Dans leur cabinet et sur le terrain, ils voient passer des cas de tous poils. Des larmes, des rires, des complicités : les vétérinaires en ont long à raconter sur nos amis les bêtes, tout autant que sur les joies et les peines de leurs propriétaires. Cette semaine, la Dre Lucie Hénault nous raconte l’histoire d’une aînée en résidence dont le chat a connu une drôle de cure de jouvence…

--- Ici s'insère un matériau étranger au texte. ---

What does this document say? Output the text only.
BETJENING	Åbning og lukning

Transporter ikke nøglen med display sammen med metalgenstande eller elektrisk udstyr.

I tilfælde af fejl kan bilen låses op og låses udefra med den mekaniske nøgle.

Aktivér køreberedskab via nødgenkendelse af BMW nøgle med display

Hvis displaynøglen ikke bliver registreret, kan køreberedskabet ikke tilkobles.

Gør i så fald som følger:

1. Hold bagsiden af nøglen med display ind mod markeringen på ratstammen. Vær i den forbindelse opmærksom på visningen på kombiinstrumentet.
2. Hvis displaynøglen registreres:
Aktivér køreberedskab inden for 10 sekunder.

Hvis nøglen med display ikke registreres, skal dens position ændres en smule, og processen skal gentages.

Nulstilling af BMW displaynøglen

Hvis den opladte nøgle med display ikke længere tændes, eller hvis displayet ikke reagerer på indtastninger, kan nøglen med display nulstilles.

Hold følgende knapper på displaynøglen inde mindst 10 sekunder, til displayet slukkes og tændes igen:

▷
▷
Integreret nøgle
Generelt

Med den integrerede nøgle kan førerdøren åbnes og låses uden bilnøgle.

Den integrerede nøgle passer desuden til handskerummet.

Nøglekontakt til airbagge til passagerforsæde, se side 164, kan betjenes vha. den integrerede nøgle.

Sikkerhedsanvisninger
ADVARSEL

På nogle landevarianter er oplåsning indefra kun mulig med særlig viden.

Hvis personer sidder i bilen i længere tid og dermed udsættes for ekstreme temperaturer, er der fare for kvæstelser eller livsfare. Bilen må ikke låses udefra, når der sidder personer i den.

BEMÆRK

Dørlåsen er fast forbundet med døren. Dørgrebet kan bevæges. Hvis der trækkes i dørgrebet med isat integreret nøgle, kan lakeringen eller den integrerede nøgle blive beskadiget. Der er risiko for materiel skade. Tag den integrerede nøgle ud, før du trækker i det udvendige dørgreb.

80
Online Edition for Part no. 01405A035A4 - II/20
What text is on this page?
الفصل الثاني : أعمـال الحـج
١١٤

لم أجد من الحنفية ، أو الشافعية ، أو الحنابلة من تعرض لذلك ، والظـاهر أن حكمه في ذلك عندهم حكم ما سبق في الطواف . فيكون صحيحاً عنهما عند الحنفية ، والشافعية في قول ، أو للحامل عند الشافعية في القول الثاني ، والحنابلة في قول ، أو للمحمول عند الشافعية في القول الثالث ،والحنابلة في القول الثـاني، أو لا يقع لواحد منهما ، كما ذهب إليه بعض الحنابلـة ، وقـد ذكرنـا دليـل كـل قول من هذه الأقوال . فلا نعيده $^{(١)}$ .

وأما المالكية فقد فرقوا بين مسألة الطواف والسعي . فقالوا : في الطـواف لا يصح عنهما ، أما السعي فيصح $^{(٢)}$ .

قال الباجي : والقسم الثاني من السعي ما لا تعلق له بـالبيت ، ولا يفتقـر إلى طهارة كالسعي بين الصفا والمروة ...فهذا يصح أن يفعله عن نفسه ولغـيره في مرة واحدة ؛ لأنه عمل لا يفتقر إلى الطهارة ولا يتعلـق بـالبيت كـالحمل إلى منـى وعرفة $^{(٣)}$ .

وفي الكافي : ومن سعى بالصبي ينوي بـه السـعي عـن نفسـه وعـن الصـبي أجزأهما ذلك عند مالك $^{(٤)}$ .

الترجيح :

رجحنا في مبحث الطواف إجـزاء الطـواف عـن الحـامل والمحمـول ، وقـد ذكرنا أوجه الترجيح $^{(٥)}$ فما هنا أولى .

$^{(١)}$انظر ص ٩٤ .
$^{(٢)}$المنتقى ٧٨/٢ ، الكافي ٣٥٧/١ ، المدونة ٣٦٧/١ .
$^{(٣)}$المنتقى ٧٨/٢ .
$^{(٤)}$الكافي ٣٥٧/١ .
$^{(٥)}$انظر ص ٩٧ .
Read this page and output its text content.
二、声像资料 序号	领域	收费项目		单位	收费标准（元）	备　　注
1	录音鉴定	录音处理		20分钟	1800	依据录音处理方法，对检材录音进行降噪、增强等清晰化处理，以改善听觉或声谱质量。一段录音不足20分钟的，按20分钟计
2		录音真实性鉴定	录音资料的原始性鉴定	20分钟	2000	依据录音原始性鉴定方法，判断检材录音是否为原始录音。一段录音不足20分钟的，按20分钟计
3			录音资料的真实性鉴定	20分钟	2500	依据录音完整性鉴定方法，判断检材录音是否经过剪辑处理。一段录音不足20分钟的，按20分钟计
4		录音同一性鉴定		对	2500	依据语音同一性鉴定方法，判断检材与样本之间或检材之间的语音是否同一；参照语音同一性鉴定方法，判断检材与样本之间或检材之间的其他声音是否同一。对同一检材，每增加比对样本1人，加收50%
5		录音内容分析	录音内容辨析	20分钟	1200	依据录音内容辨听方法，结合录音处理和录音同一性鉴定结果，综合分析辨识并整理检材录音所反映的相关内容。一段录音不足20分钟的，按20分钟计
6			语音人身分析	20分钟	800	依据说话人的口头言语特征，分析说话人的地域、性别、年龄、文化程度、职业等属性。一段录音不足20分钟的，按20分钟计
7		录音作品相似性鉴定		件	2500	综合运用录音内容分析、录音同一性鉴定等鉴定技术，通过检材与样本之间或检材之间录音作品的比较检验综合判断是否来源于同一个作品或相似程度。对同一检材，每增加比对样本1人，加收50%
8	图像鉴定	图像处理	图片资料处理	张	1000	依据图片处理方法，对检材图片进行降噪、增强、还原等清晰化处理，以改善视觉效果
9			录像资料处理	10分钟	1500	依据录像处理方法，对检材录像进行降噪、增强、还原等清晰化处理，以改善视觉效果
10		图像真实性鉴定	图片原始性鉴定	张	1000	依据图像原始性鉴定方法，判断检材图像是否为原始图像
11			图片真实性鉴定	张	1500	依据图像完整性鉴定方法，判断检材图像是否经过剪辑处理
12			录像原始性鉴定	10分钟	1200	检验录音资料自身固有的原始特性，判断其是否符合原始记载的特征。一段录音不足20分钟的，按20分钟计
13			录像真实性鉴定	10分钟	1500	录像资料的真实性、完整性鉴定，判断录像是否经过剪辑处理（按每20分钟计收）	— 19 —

Sylvain Sarrazin Sylvain Sarrazin
La Presse

Connaissez-vous L’étrange histoire de Benjamin Button ? Ce récit fantastique narre la vie d’un homme né vieillard et rajeunissant au fil des ans. Avec beaucoup de cœur et de poésie, on pourrait voir en Molly l’équivalent félin de ce personnage singulier.

Molly était la fidèle compagne noire et blanche d’une dame âgée prénommée Aline, suivie par la Dre Hénault. « C’était une femme toute belle, très élégante. Quand elle venait nous porter son chat, pour elle, c’était une sortie. Elle en prenait grand soin, je l’aimais beaucoup », se souvient la vétérinaire, qui exerce à Westmount. L’aînée résidait dans une maison de retraite où les animaux étaient interdits, mais Molly était, à titre exceptionnel, tolérée dans son appartement.

À l’âge honorable de 20 ans, la chatte a commencé à en avoir plein les pattes. Très malade, il fallut se résoudre à lui administrer une dernière piqûre de soulagement. La Dre Hénault fut chargée de la besogne. « Ce fut une euthanasie extrêmement triste », raconte-t-elle avec émotion. Peu après, la fille d’Aline lui a déniché une jeune chatte en refuge, portrait tout craché de Molly, longues années au compteur en moins. Au dire de la vétérinaire, la ressemblance était confondante. Mais quand cette dernière l’a examinée pour traiter une petite grippe, sa propriétaire lui a confessé son tiraillement. Elle aimait beaucoup cette héritière, mais la maison de retraite n’était pas au courant de la situation et pourrait brider tout espoir de la conserver. Bref, elle hésitait à la garder.

PHOTO MARTINA RIGOLI, GETTY IMAGES

Les animaux sont rarement acceptés dans les maisons de retraite, ce qui crée des situations parfois déchirantes pour des aînés esseulés.

Sans avoir à poser la question, elle obtint cependant la plus belle des réponses. La directrice de la maison de retraite ne tarda pas à rendre visite à Aline. « En voyant la jeune chatte, elle s’est exclamée : ‟Oh, on dirait que Molly a beaucoup rajeuni !” », rapporte la vétérinaire. Une façon subtile et tacite de donner son accord en faisant mine de fermer les yeux. Le chat allait garder son toit.

C’était un réel jugement de cœur de la part de la directrice, une vraie intelligence émotionnelle. Ça m’a réchauffé le cœur, cette histoire, c’est du bouillon chaud pour les amis des animaux.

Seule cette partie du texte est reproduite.